Student opinion about the divorce, which was filed Feb. 27 by Constance Gee, vary, but Vanderbilt sophomore America Deupree told The Herald that the common perception on campus is that Gordon Gee called it quits due to the public attention his wife's antics have attracted to his presidencies over the years.

Gordon Gee, who resigned the Brown presidency Feb. 7, 2000, to take the top post at Vanderbilt, enjoys a much better reputation in Nashville than he did on College Hill. Gee, who is respected and well-liked at Vanderbilt, left Brown after only two years under a cloud of criticism from faculty, students and administrators.

Constance Gee, an associate professor of public policy and education at Vanderbilt, has earned a reputation at Vanderbilt as somewhat of a distraction from her husband's work - not dissimilar to that earned during the couple's time at Brown.

In 2004, Constance Gee signed a letter to her husband protesting a Vanderbilt graduation speech by then-National Security Adviser Condoleezza Rice. Later that year, she lowered the flag at the university-owned mansion, Braeburn, to half-mast after President Bush won reelection.

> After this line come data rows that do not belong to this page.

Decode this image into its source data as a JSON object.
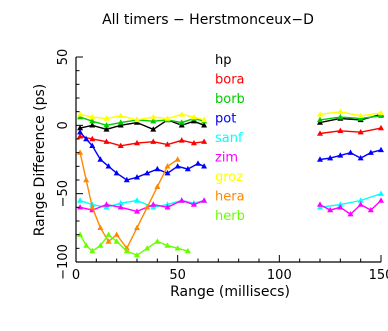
{
  "chart_data": {
    "type": "line",
    "title": "All timers − Herstmonceux−D",
    "xlabel": "Range (millisecs)",
    "ylabel": "Range Difference (ps)",
    "xlim": [
      0,
      150
    ],
    "ylim": [
      -100,
      50
    ],
    "x_ticks": [
      0,
      50,
      100,
      150
    ],
    "x_tick_labels": [
      "0",
      "50",
      "100",
      "150"
    ],
    "y_ticks": [
      -100,
      -50,
      0,
      50
    ],
    "y_tick_labels": [
      "−100",
      "−50",
      "0",
      "50"
    ],
    "grid": false,
    "legend_position": "top-right (inside)",
    "series": [
      {
        "name": "hp",
        "color": "#000000",
        "x": [
          2,
          8,
          15,
          22,
          30,
          38,
          45,
          52,
          58,
          63,
          120,
          130,
          140,
          150
        ],
        "y": [
          -2,
          0,
          -3,
          0,
          2,
          -3,
          4,
          0,
          3,
          0,
          2,
          5,
          4,
          8
        ]
      },
      {
        "name": "bora",
        "color": "#ff0000",
        "x": [
          2,
          8,
          15,
          22,
          30,
          38,
          45,
          52,
          58,
          63,
          120,
          130,
          140,
          150
        ],
        "y": [
          -8,
          -10,
          -12,
          -15,
          -13,
          -12,
          -14,
          -11,
          -13,
          -12,
          -6,
          -4,
          -5,
          -2
        ]
      },
      {
        "name": "borb",
        "color": "#00cc00",
        "x": [
          2,
          8,
          15,
          22,
          30,
          38,
          45,
          52,
          58,
          63,
          120,
          130,
          140,
          150
        ],
        "y": [
          6,
          3,
          0,
          2,
          4,
          3,
          4,
          2,
          5,
          3,
          4,
          6,
          5,
          7
        ]
      },
      {
        "name": "pot",
        "color": "#0000ff",
        "x": [
          2,
          5,
          8,
          12,
          16,
          20,
          25,
          30,
          35,
          40,
          45,
          50,
          55,
          60,
          63,
          120,
          125,
          130,
          135,
          140,
          145,
          150
        ],
        "y": [
          -5,
          -10,
          -15,
          -25,
          -30,
          -35,
          -40,
          -38,
          -35,
          -32,
          -35,
          -30,
          -32,
          -28,
          -30,
          -25,
          -24,
          -22,
          -20,
          -24,
          -20,
          -18
        ]
      },
      {
        "name": "sanf",
        "color": "#00ffff",
        "x": [
          2,
          8,
          15,
          22,
          30,
          38,
          45,
          52,
          58,
          63,
          120,
          130,
          140,
          150
        ],
        "y": [
          -55,
          -58,
          -60,
          -57,
          -55,
          -60,
          -58,
          -55,
          -57,
          -55,
          -60,
          -58,
          -55,
          -50
        ]
      },
      {
        "name": "zim",
        "color": "#ff00ff",
        "x": [
          2,
          8,
          15,
          22,
          30,
          38,
          45,
          52,
          58,
          63,
          120,
          125,
          130,
          135,
          140,
          145,
          150
        ],
        "y": [
          -60,
          -62,
          -58,
          -60,
          -63,
          -58,
          -60,
          -55,
          -58,
          -55,
          -58,
          -62,
          -60,
          -65,
          -58,
          -62,
          -55
        ]
      },
      {
        "name": "groz",
        "color": "#ffff00",
        "x": [
          2,
          8,
          15,
          22,
          30,
          38,
          45,
          52,
          58,
          63,
          120,
          130,
          140,
          150
        ],
        "y": [
          8,
          6,
          5,
          7,
          4,
          6,
          5,
          8,
          6,
          4,
          8,
          10,
          7,
          9
        ]
      },
      {
        "name": "hera",
        "color": "#ff8800",
        "x": [
          2,
          5,
          8,
          12,
          16,
          20,
          25,
          30,
          35,
          40,
          45,
          50
        ],
        "y": [
          -20,
          -40,
          -60,
          -75,
          -85,
          -80,
          -90,
          -75,
          -60,
          -45,
          -30,
          -25
        ]
      },
      {
        "name": "herb",
        "color": "#66ff00",
        "x": [
          2,
          5,
          8,
          12,
          16,
          20,
          25,
          30,
          35,
          40,
          45,
          50,
          55
        ],
        "y": [
          -80,
          -88,
          -92,
          -88,
          -80,
          -85,
          -92,
          -95,
          -90,
          -85,
          -88,
          -90,
          -92
        ]
      }
    ]
  }
}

After the Rice tussle, Gordon Gee told the Tennessean, "I admire the fact that she feels that our relationship is strong enough that she can disagree with me, and I with her."

Constance Gee has a reputation as a liberal and something of a socialite, the Tennessean reported March 1, while Gordon Gee is a teetotaling Mormon.

A Sept. 25, 2006, Wall Street Journal article reported Constance Gee had been smoking marijuana in the Vanderbilt chancellor's mansion for what she claimed was an ear ailment. The Journal also reported that board members had questioned the couple's lavish spending habits, including $6 million spent to renovate the mansion.

After the marijuana incident, some questioned the stability of the couple's marriage, though Gordon Gee told the Hustler their marriage remained strong.

"We work every day on our relationship, marriage is a long-time relationship, and we work very hard at it," he said.

According to an Aug. 2, 2000, Village Voice article covering the couple's abrupt departure after only two years at Brown, similar charges of lavish spending on renovations were leveled while they were at the University.

"The (rumored) $3 million redecoration of the president's residence went down very badly with the campus. Apparently she made the workmen tear out and redo the work several times," Associate Professor of Music David Josephson told the Village Voice. "She took the heat for what was perceived, fairly or not I do not know, as an extravagant renovation of the residence."

According to court filings, the couple married in 1994 in Salt Lake City. They have no children together, though Gordon Gee, a widower, has a daughter from a previous marriage.